Think of functional languages as just another tool that you use. Its good for certain things, but not others. The game example you gave might not be the best way to use a functional language, at least the screen will have a mutable state that you can't do anything about with FP. The way you think of problem and the type of problems you solve with FP will be different from ones you are used to with imperative programming.

Up
+1  A: 

I think there's a slight misunderstanding. Pure functional programs have state. The difference is how that state is modeled. In pure functional programming, state is manipulated by functions that take some state and return the next state. Sequencing through states is then achieved by passing the state through a sequence of pure functions.

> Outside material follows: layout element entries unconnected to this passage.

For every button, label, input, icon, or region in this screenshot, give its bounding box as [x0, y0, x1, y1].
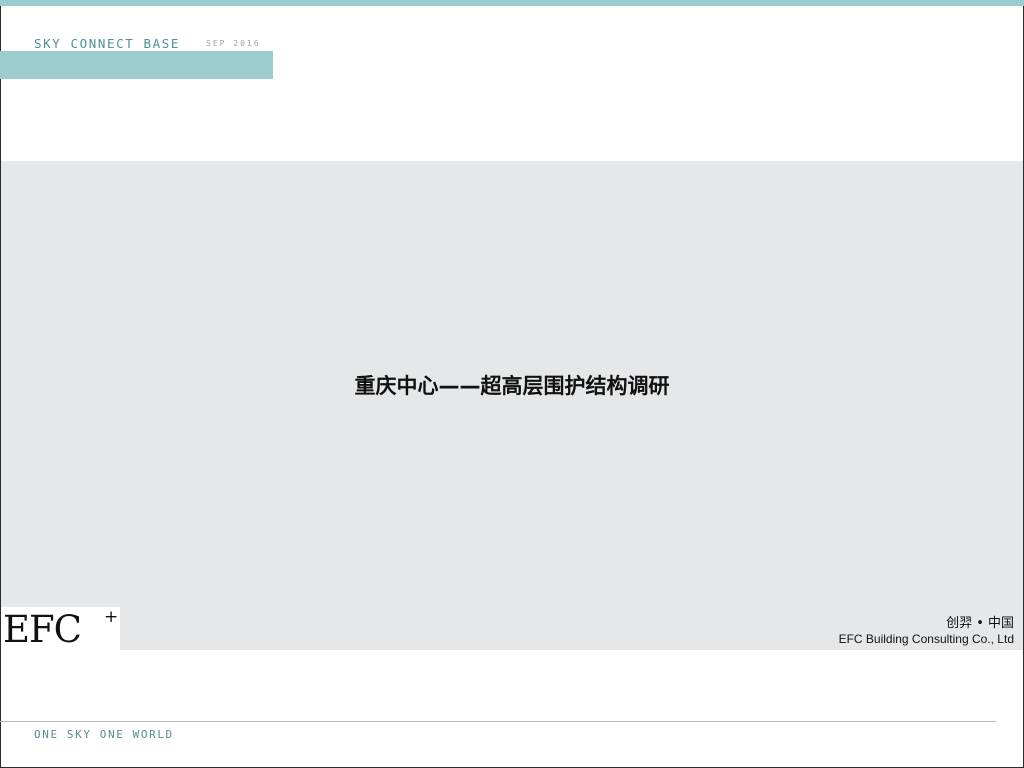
- header-accent-bar: [0, 51, 273, 79]
- company-name-cn: 创羿 • 中国: [946, 616, 1014, 631]
- header-date: SEP 2016: [206, 39, 261, 48]
- header-title: SKY CONNECT BASE: [34, 36, 181, 51]
- slide-title: 重庆中心——超高层围护结构调研: [354, 374, 670, 398]
- footer-divider: [0, 721, 996, 722]
- company-name-en: EFC Building Consulting Co., Ltd: [838, 632, 1014, 646]
- logo-plus-icon: +: [104, 607, 119, 627]
- efc-logo: EFC +: [1, 607, 120, 651]
- footer-slogan: ONE SKY ONE WORLD: [34, 728, 174, 741]
- content-panel: [1, 161, 1023, 650]
- logo-text: EFC: [3, 608, 82, 651]
- top-accent-stripe: [0, 0, 1024, 6]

Even global mutable state can be modeled this way. In Haskell, for example, a program is a function from a World to a World. That is, you pass in the entire universe, and the program returns a new universe. In practise, though, you only need to pass in the parts of the universe in which your program is actually interested. And programs actually return a sequence of actions that serve as instructions for the operating environment in which the program runs.

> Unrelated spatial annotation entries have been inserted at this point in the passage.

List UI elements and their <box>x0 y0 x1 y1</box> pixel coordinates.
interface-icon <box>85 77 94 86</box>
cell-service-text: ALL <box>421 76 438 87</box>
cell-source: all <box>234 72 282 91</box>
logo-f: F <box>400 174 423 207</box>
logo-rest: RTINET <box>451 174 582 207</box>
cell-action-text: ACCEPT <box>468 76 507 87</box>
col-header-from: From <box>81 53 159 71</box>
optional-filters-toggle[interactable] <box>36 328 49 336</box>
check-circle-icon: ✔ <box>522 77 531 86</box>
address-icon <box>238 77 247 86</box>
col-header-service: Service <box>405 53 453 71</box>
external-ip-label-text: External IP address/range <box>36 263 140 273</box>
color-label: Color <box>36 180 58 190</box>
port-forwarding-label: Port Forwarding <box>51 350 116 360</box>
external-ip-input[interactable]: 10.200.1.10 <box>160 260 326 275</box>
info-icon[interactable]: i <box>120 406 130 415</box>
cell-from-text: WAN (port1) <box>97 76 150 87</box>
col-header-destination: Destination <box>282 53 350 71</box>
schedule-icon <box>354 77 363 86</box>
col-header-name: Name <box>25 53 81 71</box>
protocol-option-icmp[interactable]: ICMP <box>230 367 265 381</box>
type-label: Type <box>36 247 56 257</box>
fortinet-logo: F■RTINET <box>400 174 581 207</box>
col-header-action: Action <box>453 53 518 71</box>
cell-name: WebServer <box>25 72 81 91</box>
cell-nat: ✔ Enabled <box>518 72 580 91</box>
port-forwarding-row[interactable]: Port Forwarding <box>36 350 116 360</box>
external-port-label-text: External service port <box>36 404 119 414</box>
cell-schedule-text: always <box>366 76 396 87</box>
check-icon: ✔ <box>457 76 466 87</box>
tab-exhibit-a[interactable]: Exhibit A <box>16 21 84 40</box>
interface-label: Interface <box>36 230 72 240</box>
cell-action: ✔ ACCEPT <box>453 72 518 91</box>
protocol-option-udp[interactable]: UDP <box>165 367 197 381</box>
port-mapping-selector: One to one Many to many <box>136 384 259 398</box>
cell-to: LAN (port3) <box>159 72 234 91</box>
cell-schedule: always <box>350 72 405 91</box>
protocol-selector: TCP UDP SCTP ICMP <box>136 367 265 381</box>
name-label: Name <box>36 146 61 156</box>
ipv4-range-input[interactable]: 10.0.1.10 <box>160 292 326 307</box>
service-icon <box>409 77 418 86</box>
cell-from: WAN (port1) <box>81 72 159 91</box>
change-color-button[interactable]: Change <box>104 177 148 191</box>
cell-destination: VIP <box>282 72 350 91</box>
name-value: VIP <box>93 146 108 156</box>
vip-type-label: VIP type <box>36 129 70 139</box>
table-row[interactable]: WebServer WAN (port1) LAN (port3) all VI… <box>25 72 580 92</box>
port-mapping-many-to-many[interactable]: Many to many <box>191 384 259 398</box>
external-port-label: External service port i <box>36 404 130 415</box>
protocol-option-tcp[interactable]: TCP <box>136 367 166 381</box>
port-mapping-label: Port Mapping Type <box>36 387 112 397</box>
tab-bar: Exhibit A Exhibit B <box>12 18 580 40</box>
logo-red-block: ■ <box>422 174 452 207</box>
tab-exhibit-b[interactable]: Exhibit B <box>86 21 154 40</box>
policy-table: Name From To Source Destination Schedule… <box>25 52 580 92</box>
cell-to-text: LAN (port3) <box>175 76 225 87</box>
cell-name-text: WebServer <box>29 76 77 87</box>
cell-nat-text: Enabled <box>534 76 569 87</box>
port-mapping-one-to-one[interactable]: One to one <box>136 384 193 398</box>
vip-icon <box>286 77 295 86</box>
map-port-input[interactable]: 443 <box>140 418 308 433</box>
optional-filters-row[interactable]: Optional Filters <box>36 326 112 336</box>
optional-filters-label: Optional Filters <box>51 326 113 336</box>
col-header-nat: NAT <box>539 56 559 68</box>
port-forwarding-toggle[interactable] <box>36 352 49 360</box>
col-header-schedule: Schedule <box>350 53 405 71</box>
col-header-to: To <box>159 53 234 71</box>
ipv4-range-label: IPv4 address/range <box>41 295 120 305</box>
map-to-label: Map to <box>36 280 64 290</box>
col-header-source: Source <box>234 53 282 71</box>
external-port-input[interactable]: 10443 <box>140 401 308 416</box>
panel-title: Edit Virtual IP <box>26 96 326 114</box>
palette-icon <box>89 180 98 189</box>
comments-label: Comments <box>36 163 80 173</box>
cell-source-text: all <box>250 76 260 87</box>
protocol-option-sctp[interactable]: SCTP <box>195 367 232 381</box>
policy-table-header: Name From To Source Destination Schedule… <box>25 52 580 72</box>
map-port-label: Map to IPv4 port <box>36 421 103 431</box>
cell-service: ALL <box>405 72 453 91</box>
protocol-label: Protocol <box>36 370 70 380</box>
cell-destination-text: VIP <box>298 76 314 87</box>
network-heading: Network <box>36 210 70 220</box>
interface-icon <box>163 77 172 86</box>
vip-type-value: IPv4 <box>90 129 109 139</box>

You wanted to see this explained in terms of imperative programming. OK, let's look at some really simple imperative programming in a functional language.

Consider this code:

int x = 1;
int y = x + 1;
x = x + y;
return x;

Pretty bog-standard imperative code. Doesn't do anything interesting, but that's OK for illustration. I think you will agree that there's state involved here. The value of the x variable changes over time. Now, let's change the notation slightly by inventing a new syntax:

let x = 1 in
let y = x + 1 in
let x = x + y in
return x

Put paratheses to make it clearer what this means:

let x = 1 in (let y = x + 1 in (let x = x + y in (return x)))

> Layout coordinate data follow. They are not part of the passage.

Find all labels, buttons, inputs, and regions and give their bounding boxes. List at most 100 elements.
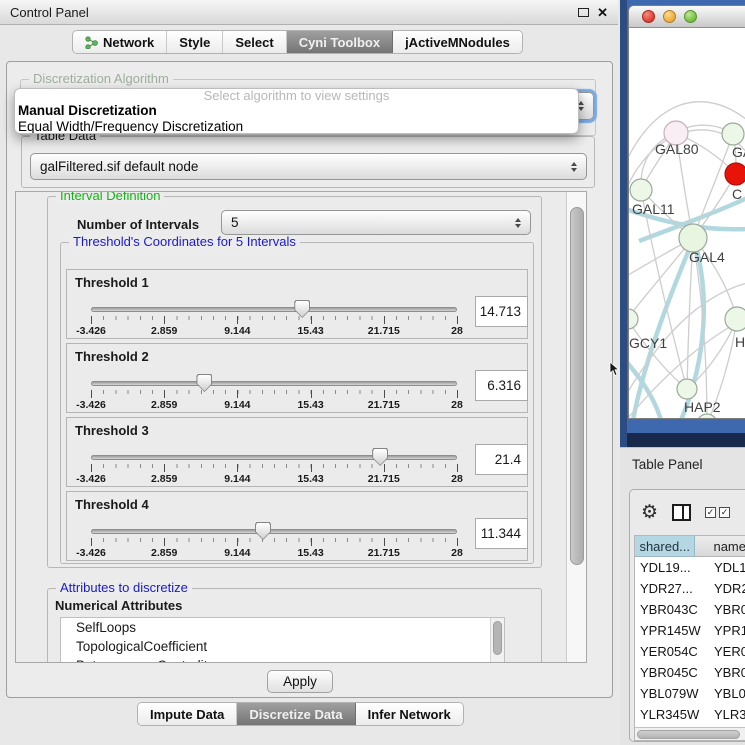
tick-label: 9.144: [224, 547, 250, 559]
attribute-list-item[interactable]: SelfLoops: [61, 618, 504, 637]
table-row[interactable]: YBR043C YBR0: [635, 599, 745, 620]
network-window-titlebar[interactable]: [629, 6, 745, 28]
cell-shared-name[interactable]: YER054C: [635, 641, 710, 662]
cell-name[interactable]: YER0: [710, 641, 745, 662]
major-tick: [384, 464, 385, 472]
cell-name[interactable]: YDR2: [710, 578, 745, 599]
tab-discretize-data[interactable]: Discretize Data: [237, 703, 355, 725]
slider-track[interactable]: [91, 381, 457, 386]
column-header-name[interactable]: name: [695, 536, 745, 557]
major-tick: [311, 464, 312, 472]
major-tick: [311, 538, 312, 546]
node-label: GAL4: [689, 249, 725, 265]
minimize-traffic-light-icon[interactable]: [663, 10, 676, 23]
node-label: C: [732, 186, 742, 202]
tab-impute-data[interactable]: Impute Data: [138, 703, 237, 725]
attributes-list-scrollbar[interactable]: [490, 618, 504, 663]
tab-network[interactable]: Network: [73, 31, 167, 53]
threshold-slider[interactable]: -3.4262.8599.14415.4321.71528: [91, 448, 457, 484]
slider-track[interactable]: [91, 529, 457, 534]
scrollbar-thumb[interactable]: [493, 621, 502, 655]
cell-shared-name[interactable]: YBR043C: [635, 599, 710, 620]
gear-icon[interactable]: ⚙: [641, 503, 658, 522]
threshold-slider[interactable]: -3.4262.8599.14415.4321.71528: [91, 522, 457, 558]
dropdown-option-manual[interactable]: Manual Discretization: [15, 103, 578, 119]
threshold-value-field[interactable]: 14.713: [475, 296, 528, 327]
table-row[interactable]: YDL19... YDL1: [635, 557, 745, 578]
cell-shared-name[interactable]: YDL19...: [635, 557, 710, 578]
panel-title: Control Panel: [10, 5, 89, 20]
zoom-traffic-light-icon[interactable]: [684, 10, 697, 23]
scrollbar-thumb[interactable]: [637, 730, 740, 739]
tab-select[interactable]: Select: [223, 31, 286, 53]
cell-name[interactable]: YBR0: [710, 662, 745, 683]
table-header-row: shared... name: [635, 536, 745, 557]
table-row[interactable]: YLR345W YLR3: [635, 704, 745, 725]
slider-ticks: -3.4262.8599.14415.4321.71528: [91, 464, 457, 484]
checkbox-checked-icon[interactable]: ✓: [719, 507, 730, 518]
node-red-selected[interactable]: [725, 163, 745, 185]
cell-shared-name[interactable]: YBR045C: [635, 662, 710, 683]
tab-cyni-toolbox[interactable]: Cyni Toolbox: [287, 31, 393, 53]
attribute-list-item[interactable]: BetweennessCentrality: [61, 656, 504, 663]
threshold-value-field[interactable]: 6.316: [475, 370, 528, 401]
node-label: GA: [732, 144, 745, 160]
checkbox-checked-icon[interactable]: ✓: [705, 507, 716, 518]
dropdown-option-equal-width[interactable]: Equal Width/Frequency Discretization: [15, 119, 578, 135]
node-hap2[interactable]: [677, 379, 697, 399]
node-h[interactable]: [725, 307, 745, 331]
tick-label: 28: [451, 325, 463, 337]
tick-label: 9.144: [224, 473, 250, 485]
cell-name[interactable]: YBR0: [710, 599, 745, 620]
cell-name[interactable]: YDL1: [710, 557, 745, 578]
tick-label: 21.715: [368, 547, 400, 559]
close-icon[interactable]: ✕: [597, 6, 608, 19]
table-row[interactable]: YPR145W YPR1: [635, 620, 745, 641]
dropdown-prompt-item[interactable]: Select algorithm to view settings: [15, 89, 578, 103]
slider-track[interactable]: [91, 455, 457, 460]
major-tick: [457, 390, 458, 398]
algorithm-dropdown-popup: Select algorithm to view settings Manual…: [14, 88, 579, 134]
tab-infer-network[interactable]: Infer Network: [356, 703, 463, 725]
cell-shared-name[interactable]: YDR27...: [635, 578, 710, 599]
tab-jactivemnodules[interactable]: jActiveMNodules: [393, 31, 522, 53]
settings-vertical-scrollbar[interactable]: [566, 192, 586, 662]
node-ga[interactable]: [722, 123, 744, 145]
close-traffic-light-icon[interactable]: [642, 10, 655, 23]
table-horizontal-scrollbar[interactable]: [635, 727, 745, 740]
node-gal4[interactable]: [679, 224, 707, 252]
network-canvas[interactable]: GAL80 GA C GAL11 GAL4 GCY1 H HAP2: [629, 28, 745, 419]
table-row[interactable]: YBR045C YBR0: [635, 662, 745, 683]
cell-shared-name[interactable]: YLR345W: [635, 704, 710, 725]
apply-button[interactable]: Apply: [267, 670, 333, 693]
split-view-icon[interactable]: [672, 504, 691, 521]
cell-name[interactable]: YBL0: [710, 683, 745, 704]
table-row[interactable]: YBL079W YBL0: [635, 683, 745, 704]
tick-label: 9.144: [224, 325, 250, 337]
interval-definition-group: Interval Definition Number of Intervals …: [47, 196, 542, 568]
cell-shared-name[interactable]: YPR145W: [635, 620, 710, 641]
threshold-value-field[interactable]: 21.4: [475, 444, 528, 475]
cell-shared-name[interactable]: YBL079W: [635, 683, 710, 704]
table-row[interactable]: YER054C YER0: [635, 641, 745, 662]
column-header-shared-name[interactable]: shared...: [635, 536, 695, 557]
attribute-list-item[interactable]: TopologicalCoefficient: [61, 637, 504, 656]
threshold-slider[interactable]: -3.4262.8599.14415.4321.71528: [91, 374, 457, 410]
cell-name[interactable]: YPR1: [710, 620, 745, 641]
threshold-slider[interactable]: -3.4262.8599.14415.4321.71528: [91, 300, 457, 336]
node-gcy1[interactable]: [629, 309, 638, 329]
major-tick: [237, 316, 238, 324]
top-tabstrip: Network Style Select Cyni Toolbox jActiv…: [72, 30, 523, 54]
table-row[interactable]: YDR27... YDR2: [635, 578, 745, 599]
tab-style[interactable]: Style: [167, 31, 223, 53]
threshold-value-field[interactable]: 11.344: [475, 518, 528, 549]
node-gal11[interactable]: [630, 179, 652, 201]
table-data-combobox[interactable]: galFiltered.sif default node: [30, 153, 587, 180]
slider-track[interactable]: [91, 307, 457, 312]
numerical-attributes-list[interactable]: SelfLoops TopologicalCoefficient Between…: [60, 617, 505, 663]
scrollbar-thumb[interactable]: [570, 207, 584, 565]
cell-name[interactable]: YLR3: [710, 704, 745, 725]
float-window-icon[interactable]: [578, 8, 589, 17]
number-of-intervals-combobox[interactable]: 5: [221, 210, 531, 235]
tab-network-label: Network: [103, 35, 154, 50]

So you see, state is modeled by a sequence of pure expressions that bind the free variables of the following expressions.

You will find that this pattern can model any kind of state, even IO.

Apocalisp
A: 

Here's how you write code without mutable state: instead of putting changing state into mutable variables, you put it into the parameters of functions. And instead of writing loops, you write recursive functions. So for example this imperative code:

f_imperative(y) {
  local x;
  x := e;
  while p(x, y) do
    x := g(x, y)
  return h(x, y)
}

becomes this functional code (Scheme-like syntax):

(define (f-functional y) 
  (letrec (
     (f-helper (lambda (x y)
                  (if (p x y) 
                     (f-helper (g x y) y)
                     (h x y)))))
     (f-helper e y)))

or this Haskellish code

f_fun y = h x_final y
   where x_initial = e
         x_final   = loop x_initial
         loop x = if p x y then loop (g x y) else x

As to why functional programmers like to do this (which you did not ask), the more pieces of your program are stateless, the more ways there are to put pieces together without having anything break. The power of the stateless paradigm lies not in statelessness (or purity) per se, but the ability it gives you to write powerful, reusable functions and combine them.

You can find a good tutorial with lots of examples in John Hughes's paper Why Functional Programming Matters.